Après un transport en ambulance rapide comme l’éclair pendant lequel j’ai perdu beaucoup de sang, je suis arrivée à l’hôpital Assuta à Ashdod, étourdie et inconsciente, sans sang ni veines (ils ont ouverts une artère principale dans mon cou) où j’ai reçu des transfusions de sang.

À partir de là, l’histoire ce sont les médecins qui racontent mon histoire parce que moi je ne suis plus là. Il y a juste mon corps blessé, allongé sur la table d’opération avec quelques anges qui ont décidé de sauver ma vie. Après une journée qui semblait durer un mois, je me suis réveillée sous assistance respiratoire à l’hôpital, j’ai bougé ma jambe droite, puis ma jambe gauche. J’ai vu mes deux parents au pied du lit, émus par le miracle qui était arrivé, j’ai réalisé qu’ils ne m’avaient pas amputé de la jambe gauche.

J’ai remercié Dieu du plus profond de moi d’être enfin dans un lieu sûr, et d’être en vie.

Je savais déjà que notre cher Ilkin a été tué. Dushi et Eden se sont échappées indemnes, et mon Inbar a été enlevée, inconsciente, sur un tracteur en direction de Gaza. Prise en otage par le Hamas. Mon cerveau n’arrive toujours pas à assimiler l’ampleur de la situation.

Après avoir lutté pour ma vie presque toute la journée, j’étais déshydratée, faible, et j’attendais en jeûnant la prochaine opération, étourdie, embrouillée et recevant perfusion après perfusion.

Un autre ange est arrivé - Adi.

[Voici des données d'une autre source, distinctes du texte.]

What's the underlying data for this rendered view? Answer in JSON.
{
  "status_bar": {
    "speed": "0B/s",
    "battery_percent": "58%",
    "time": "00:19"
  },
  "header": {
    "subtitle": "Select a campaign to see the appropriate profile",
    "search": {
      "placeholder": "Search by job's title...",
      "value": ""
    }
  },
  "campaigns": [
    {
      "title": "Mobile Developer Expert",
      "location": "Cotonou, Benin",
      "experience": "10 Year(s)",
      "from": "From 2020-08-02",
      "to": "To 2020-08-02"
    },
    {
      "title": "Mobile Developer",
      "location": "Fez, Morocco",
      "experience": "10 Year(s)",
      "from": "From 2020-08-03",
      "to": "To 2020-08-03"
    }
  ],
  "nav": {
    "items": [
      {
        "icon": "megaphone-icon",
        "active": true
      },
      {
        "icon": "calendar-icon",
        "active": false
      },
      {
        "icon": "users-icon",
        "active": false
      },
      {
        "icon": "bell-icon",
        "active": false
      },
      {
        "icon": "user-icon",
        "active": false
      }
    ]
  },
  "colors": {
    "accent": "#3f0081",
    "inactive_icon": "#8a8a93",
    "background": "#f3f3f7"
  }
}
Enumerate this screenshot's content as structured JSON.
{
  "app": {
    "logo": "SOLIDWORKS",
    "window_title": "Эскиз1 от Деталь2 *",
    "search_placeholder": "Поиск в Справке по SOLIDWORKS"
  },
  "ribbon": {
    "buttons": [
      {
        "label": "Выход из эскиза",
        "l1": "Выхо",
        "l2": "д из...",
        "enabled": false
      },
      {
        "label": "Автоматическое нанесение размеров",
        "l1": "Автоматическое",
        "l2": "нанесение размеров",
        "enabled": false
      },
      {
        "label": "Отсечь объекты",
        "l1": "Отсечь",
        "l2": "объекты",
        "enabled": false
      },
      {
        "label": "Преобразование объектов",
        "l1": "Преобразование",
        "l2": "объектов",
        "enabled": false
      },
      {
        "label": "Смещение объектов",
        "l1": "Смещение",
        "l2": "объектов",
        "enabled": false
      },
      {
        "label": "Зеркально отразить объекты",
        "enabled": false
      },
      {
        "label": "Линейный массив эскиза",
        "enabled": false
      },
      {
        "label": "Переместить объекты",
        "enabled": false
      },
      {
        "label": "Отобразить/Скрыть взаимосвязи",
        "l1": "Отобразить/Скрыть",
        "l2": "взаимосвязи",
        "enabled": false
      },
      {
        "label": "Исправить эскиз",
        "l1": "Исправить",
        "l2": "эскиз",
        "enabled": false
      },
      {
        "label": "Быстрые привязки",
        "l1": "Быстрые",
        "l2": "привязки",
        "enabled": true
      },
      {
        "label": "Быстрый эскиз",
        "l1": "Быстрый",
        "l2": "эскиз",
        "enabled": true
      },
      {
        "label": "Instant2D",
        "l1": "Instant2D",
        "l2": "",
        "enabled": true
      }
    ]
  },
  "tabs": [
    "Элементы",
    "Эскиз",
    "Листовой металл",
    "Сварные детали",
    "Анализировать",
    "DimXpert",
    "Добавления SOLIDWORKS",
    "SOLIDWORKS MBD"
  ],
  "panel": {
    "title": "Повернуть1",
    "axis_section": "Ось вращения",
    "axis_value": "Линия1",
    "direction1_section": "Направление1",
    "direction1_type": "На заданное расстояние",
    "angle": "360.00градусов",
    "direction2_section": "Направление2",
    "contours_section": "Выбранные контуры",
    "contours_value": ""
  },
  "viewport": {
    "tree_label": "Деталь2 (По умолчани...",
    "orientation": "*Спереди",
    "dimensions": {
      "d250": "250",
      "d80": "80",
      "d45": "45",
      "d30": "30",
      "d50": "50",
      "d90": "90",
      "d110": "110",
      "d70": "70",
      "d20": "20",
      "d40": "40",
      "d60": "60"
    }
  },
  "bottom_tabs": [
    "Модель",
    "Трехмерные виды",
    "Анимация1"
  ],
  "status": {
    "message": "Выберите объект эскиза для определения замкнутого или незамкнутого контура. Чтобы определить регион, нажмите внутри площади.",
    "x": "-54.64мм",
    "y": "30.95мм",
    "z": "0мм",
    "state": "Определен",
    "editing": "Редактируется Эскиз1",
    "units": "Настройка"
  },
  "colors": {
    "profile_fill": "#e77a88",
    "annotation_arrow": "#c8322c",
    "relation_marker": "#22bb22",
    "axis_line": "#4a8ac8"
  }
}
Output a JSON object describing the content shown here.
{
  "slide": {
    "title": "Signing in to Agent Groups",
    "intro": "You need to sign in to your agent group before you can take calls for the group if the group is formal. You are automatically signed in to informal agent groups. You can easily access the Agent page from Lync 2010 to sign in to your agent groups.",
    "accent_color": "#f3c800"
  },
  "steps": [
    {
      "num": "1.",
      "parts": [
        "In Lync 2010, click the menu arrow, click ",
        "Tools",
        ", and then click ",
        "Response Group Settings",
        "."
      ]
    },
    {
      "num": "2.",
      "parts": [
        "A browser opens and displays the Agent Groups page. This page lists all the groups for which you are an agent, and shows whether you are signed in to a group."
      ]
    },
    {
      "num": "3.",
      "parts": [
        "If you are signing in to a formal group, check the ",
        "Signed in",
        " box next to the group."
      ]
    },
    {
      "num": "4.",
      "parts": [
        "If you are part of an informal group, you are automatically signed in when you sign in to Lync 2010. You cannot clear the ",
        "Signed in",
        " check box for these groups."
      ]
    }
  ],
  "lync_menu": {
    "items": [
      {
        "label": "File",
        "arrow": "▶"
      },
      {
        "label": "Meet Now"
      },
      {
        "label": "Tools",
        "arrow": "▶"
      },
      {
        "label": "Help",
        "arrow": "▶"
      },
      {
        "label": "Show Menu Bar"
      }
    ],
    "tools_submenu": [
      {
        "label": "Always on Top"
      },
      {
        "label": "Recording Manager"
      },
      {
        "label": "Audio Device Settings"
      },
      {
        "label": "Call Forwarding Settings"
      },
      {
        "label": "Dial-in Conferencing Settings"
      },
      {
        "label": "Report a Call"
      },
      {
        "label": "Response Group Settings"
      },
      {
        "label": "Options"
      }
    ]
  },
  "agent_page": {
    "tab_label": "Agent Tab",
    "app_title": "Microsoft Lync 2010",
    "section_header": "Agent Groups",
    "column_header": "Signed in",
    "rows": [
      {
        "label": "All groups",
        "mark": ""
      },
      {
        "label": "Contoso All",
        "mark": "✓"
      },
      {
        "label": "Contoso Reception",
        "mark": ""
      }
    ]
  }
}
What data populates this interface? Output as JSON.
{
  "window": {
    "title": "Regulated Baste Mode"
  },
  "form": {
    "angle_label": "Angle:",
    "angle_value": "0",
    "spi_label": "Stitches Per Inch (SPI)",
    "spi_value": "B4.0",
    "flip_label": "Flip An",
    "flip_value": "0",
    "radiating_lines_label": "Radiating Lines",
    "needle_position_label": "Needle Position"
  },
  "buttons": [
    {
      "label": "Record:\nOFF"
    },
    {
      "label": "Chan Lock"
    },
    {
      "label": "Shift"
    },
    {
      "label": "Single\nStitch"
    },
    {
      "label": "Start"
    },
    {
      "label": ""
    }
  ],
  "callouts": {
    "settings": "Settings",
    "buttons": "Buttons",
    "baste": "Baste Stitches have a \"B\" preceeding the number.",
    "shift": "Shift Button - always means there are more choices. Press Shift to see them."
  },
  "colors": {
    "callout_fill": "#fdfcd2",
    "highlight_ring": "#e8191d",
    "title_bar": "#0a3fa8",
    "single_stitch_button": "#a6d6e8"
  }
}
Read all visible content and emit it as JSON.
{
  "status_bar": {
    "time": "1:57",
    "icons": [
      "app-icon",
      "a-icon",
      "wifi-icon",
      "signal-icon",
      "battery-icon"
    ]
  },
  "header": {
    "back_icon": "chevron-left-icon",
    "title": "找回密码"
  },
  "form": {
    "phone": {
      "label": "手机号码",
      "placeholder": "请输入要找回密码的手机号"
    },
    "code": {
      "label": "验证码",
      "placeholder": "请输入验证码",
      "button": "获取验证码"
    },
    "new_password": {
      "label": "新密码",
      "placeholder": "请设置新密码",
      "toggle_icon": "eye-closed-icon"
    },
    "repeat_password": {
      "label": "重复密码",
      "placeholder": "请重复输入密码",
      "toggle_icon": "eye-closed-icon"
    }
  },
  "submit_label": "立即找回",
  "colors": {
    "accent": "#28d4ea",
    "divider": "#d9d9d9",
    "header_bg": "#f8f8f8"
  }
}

Elle a humidifié ma bouche avec de l’eau pour que je ne meure pas de déshydratation, et m’a lentement appris à respirer à nouveau, sans intubation . Jusqu’à ce que je reprenne complètement conscience, j’étais déjà en route vers une autre opération avec le Dr T, un chirurgien plasticien qui a développé une méthode unique pour soigner les blessures par balle, impliquant des implants en plastique ou métal, des points de suture, et l’administration directe d’antibiotiques au niveau des blessures, grâce à des éponges disposées dans toutes les parties du corps où j’ai été blessée.

Je me suis réveillée dans un brouillard et dans une douleur infinie le matin suivant l’opération, réalisant que la véritable bataille pour me tenir debout ne faisait que commencer.

Maintenant, j’ai besoin d’essayer de dormir plus d’une heure d’affilée sans rêver de l’un de mes amis morts, ou du terroriste Gazaoui qui m’a tiré 3 balles dessus, ou des voitures explosant devant nous, ou des membres de mes amis qui ont volé sur mon visage alors qu’ils étaient assassinés dans le conteneur, ou à ce qu’on ressent quand on frôle la mort …


Naama on a hospital bed with a gunshot wound on her shoulder

Ces pensées sont incessantes et ne cesseront pas de sitôt. Ni pour moi, ni pour aucun autre survivant, et même pour ceux qui ont vécu cette horreur depuis chez eux, qui ont perdu tant d‘êtres chers.


En ce moment, je suis emplie d’une reconnaissance infinie d’être en vie, ainsi que certains de mes amis qui ont également survécu à cette abomination (malheureusement pas beaucoup).


Des gens,des Rabbins, sont venus me toucher pour capter ma chance. Et moi, une jeune fille naïve de 25 ans de Haïfa , je suis devenue une victime de guerre, un miracle médical, qui attire des personnes souhaitant avoir autant de chance que moi.


Je vais commencer par remercier Ben O. , du département de traumatologie, qui a été à mes côtés tout au long de mon hospitalisation, m’amenant des cadeaux, à manger, et de tout ce qui rendrait mon hospitalisation plus agréable. Tu es mon ange.


Je tiens également à remercier les milliers de bénévoles qui ont distribué de la nourriture, des boissons chaudes, des shampoings et d’autres cadeaux.

Aux stars de l’émission “Eretz nehederet” et au charmant Dudu Tassa qui sont venus me remonter le moral pendant les jours les plus sombres de ma vie.

À tout le personnel du département d’orthopédie d’Asuta Ashdod qui m’a soignée avec courage et amour. Au grand rabbin de l’hôpital qui n’a pas arrêté de me rappeler que je suis un miracle vivant et que j’ai gagné une nouvelle vie.


À Kinneret, la responsable des relations avec la clientèle du département d’orthopédie, qui a été comme une deuxième mère pour moi pendant une semaine.

Combien je t’aime.


À mes parents qui m’ont accompagnés dans cette course folle, jours et nuits, sans sommeil et dans d’une inquiétude infinie.À mes amis qui, du monde entier, ont appelé pour prendre de mes nouvelles et sont venus à l’hôpital me remonter le moral.À la tribu Nova qui, malgré de nombreuses pertes, a su se comporter avec maturité et responsabilité tout au long du désastre que nous avons traversé, est venue me rendre visite et a appelé toute la journée pour prendre de mes nouvelles et, bien sûr, a envoyé des cadeaux tout au long de l’hospitalisation.Merci aux autres anges qui se sont occupés de moi du début du voyage jusqu’à la fin, sans vous, je ne serais pas ici aujourd’hui .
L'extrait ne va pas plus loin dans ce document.